Forum Moderators: Robert Charlton & goodroi
After all this work, I expect some rewards, but im currious in the time frames and how internal pages are ranked.
Under my old static site, Google would actually, spider my site, however all internal pages would have no PR, despite the home page having a PR of 5. And all the internal pages were supplemental.
My understanding, that now with static content, my home page PR will drop to 4, and first level links will get a PR of 3, second level links a PR of 2 etc.
My new static looking pages have already been crawled, only after 3 days, however I don't see the internal pages indexed yet.
My understanding is that Toolbar page rank is only updated about 4 times a year, and it has already been close to 90 days since the last Toolbar update, however I figure PR is calculated internally, and is used by Google much quicker.
Im looking for a time frame from others who have gone from dynamic to static, and how long it took for internal pages to get indexed, and become visible for search results.
Our site has been listed for seven years, so I figure the sandbox (if it actually exists, and is not an algrothmic artifact), will not be a factor.
I guess im a little impatient, in reaping the fruit of my labour.

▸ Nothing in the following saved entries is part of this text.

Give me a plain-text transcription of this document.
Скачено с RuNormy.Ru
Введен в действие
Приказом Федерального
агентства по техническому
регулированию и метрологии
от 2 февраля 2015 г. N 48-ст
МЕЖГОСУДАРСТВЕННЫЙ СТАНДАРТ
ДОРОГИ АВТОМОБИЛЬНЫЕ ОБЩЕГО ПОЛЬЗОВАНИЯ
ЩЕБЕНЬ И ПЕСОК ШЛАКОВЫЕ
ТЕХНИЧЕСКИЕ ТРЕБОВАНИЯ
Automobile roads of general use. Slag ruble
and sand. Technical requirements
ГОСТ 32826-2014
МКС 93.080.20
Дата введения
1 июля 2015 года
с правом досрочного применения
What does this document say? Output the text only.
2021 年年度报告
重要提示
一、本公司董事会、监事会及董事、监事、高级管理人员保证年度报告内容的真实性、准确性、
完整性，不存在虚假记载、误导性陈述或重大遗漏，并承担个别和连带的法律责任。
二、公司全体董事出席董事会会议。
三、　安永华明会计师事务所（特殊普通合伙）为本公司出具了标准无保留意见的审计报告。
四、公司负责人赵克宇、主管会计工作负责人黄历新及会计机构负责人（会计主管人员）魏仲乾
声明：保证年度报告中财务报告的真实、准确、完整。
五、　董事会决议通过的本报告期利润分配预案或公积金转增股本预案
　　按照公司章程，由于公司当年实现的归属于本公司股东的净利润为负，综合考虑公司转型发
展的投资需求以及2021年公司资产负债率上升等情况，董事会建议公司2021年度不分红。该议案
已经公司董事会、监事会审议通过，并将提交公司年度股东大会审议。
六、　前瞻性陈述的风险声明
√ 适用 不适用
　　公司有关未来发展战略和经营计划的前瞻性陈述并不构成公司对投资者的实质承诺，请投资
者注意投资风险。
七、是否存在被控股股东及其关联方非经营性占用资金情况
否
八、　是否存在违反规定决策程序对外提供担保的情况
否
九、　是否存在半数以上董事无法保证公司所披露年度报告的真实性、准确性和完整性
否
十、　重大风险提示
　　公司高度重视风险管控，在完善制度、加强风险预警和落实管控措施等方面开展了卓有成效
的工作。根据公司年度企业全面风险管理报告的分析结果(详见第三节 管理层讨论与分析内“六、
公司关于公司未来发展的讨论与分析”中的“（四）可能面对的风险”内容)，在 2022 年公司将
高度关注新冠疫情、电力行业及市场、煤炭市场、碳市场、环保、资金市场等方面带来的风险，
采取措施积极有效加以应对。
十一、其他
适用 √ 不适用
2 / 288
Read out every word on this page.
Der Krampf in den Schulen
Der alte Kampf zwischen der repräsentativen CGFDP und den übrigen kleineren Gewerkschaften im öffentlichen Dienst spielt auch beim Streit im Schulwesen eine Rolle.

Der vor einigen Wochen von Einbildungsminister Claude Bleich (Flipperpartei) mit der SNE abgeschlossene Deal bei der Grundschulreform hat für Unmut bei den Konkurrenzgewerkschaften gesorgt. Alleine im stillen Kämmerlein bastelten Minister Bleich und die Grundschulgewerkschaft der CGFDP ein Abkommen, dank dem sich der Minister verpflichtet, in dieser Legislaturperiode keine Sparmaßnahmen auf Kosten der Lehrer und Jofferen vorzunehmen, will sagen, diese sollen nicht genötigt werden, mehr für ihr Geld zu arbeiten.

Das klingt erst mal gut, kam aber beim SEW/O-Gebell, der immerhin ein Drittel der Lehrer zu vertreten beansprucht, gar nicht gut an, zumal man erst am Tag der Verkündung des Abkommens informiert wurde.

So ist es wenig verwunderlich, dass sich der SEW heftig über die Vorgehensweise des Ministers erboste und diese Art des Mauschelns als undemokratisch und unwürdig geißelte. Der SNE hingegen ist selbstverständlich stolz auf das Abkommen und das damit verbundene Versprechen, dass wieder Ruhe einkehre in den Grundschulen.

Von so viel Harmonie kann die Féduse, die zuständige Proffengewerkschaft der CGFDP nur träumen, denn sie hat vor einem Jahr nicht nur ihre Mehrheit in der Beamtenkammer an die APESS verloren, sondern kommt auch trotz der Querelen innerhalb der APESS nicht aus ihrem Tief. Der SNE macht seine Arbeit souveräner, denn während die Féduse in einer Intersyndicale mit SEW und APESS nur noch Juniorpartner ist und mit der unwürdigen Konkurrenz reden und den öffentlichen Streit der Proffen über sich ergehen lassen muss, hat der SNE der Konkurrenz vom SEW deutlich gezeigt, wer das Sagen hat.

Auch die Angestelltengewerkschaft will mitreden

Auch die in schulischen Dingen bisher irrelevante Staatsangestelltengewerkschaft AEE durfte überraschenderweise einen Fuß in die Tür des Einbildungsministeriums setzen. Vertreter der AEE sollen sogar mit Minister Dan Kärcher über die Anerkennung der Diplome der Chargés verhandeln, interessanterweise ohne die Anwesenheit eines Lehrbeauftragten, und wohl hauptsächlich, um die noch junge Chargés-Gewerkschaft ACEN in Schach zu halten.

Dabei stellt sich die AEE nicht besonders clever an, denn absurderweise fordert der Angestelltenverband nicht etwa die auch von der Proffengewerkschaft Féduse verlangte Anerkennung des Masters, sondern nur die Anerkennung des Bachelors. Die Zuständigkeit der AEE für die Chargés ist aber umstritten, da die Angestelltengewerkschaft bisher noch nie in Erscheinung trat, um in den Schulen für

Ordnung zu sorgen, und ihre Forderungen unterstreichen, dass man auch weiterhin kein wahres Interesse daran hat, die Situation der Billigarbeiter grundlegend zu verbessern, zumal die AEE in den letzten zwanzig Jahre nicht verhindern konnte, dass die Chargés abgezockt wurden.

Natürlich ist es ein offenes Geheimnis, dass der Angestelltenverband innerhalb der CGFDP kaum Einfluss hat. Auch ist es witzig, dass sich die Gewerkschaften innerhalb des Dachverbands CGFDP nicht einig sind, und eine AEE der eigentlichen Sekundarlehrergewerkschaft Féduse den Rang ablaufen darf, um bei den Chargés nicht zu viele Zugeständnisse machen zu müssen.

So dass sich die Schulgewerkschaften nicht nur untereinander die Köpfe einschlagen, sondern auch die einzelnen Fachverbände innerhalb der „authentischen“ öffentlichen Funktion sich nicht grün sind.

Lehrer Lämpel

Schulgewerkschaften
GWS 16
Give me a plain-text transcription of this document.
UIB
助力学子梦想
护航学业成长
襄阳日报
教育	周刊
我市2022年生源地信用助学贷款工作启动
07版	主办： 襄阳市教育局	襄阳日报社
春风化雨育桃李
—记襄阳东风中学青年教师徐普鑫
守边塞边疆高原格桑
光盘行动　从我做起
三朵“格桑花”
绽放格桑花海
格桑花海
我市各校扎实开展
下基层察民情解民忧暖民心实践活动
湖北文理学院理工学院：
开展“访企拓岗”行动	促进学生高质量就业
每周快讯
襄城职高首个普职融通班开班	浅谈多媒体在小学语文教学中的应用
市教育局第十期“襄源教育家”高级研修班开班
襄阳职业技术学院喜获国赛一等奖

One thing we've all learned over the past 12 months is that you can take Google to the water, you may even get him to drink ... but whether he swallows is a whole different ball game.
Best Wishes & Just Desserts for your Hard Work.
Col :-)
www.example.com/cgi-bin/script.pl?page=pagex&cart_id=number
to
www.example.com/pagex for spiders and bots and
www.example.com/pagex/cartnumber for users
I did have a hundred or so old dynamic urls indexed but they were all supplemental and didn't count for much anyways. Im letting those 404 out, to get rid of them.
With a PR of 5, I expect google to index my whole site (around 500 product pages). I was hoping for 6 weeks or less.
My assumption is that the sandbox applies to the site not individual pages?
Everyone here is pretty much in the same boat.
All the best
Col :-)
Google is doing something strange.
I checked my raw log file and google is still fetching the
old dynamic URL's on todays date, however the new static
site has been up for a week.
The only thing I can figure, is that google spiders for the URI path only on a first run, but then spider the actual content at a latter date.
However it would not make sense for google to do this, as it would add overhead. Google is better off doing everything in one pass.
The site went online the end of august. Within 2 weeks Google had the new pages indexed with new title and descriptions and old asp pages turned Supplemental Results (Matt Cutts recently stated that SR does not cause a penalty so that's not a problem).
Keyword rank steadily increased till major keywords were ranking on first page of result within 3 months. PR recently turned to PR 3 on all but a few pages.
This appears to be the norm for redesigned websites. I think you just need to wait a bit longer to see results.
If the old URLs serve content with status "200 OK" then Google will continue to index them. You need the old URLs to each serve a 301 redirect to their new respective URL, or send "404 Not Found" for each request. All of your internal linking needs to use the new style URLs on every page. Use Xenu LinkSleuth to make sure that is so.
I guess we'll never really know how important an individual page or link is to google, so it's probably best to treat them all with equal respect.
All the best
Col :-)
I guess google did scan the proper directories. When I was looking at the weblogs, I forgot that the url paths are what they look like after mod_rewrite, not what google actually saw.
www.example.com/pagex for spiders and bots andwww.example.com/pagex/cartnumber for users
Am I correct in assuming that you are doing something like:
www.example.com/blue_widgets
for bots and
www.example.com/blue_widgets/c2v3f56r65ws
for normal users?
If so, you could run into some real trouble with duplicate content penalties as well as getting slammed for cloaking. You would be much better off, IMHO, with the following:
www.example.com/blue_widgets.html
for bots and
www.example.com/blue_widgets.html?cart=c2v3f56r65ws
for normal users
Actually you would be even better off not using session ids at all since the vest majority of users have cookies enabled. I used to have my site setup as in my example and even using IP delivery to detect bots ended up with pages with session ids getting indexed.
I resisted the idea of eliminating SIDs for a long time assuming that a significant number of users would have cookies turned off. I set some code up to log whenever someone tried to add an item to their cart and had cookies disabled, and it was very rare. It usually happened when someone bookmarked a cart page and tried to go back to it. Of course, YMMV
As far as dulicate content, the old dynamic pages have no PR, and the new static looking pages will have PR, so if their is a duplicate content penalty, Google will get rid of the old dynamic pages, which is what I want anyways.
I do't think googleguy is around anymore, but I have heard these concerns before, and have heard of them refuted. It would be nice to hear it from an authoriative source, do dispell this once and for all.
Is this a must? I've been maintaining links to the old url that 301s. So far MSN and Yahoo have been quick to replace the old with the new. A month after I activated the 301s, Google is starting to index the new urls (which go to subdomains of the old url).
So far, running a search for a text snippet that belongs to both the old and the new url returns only the new url.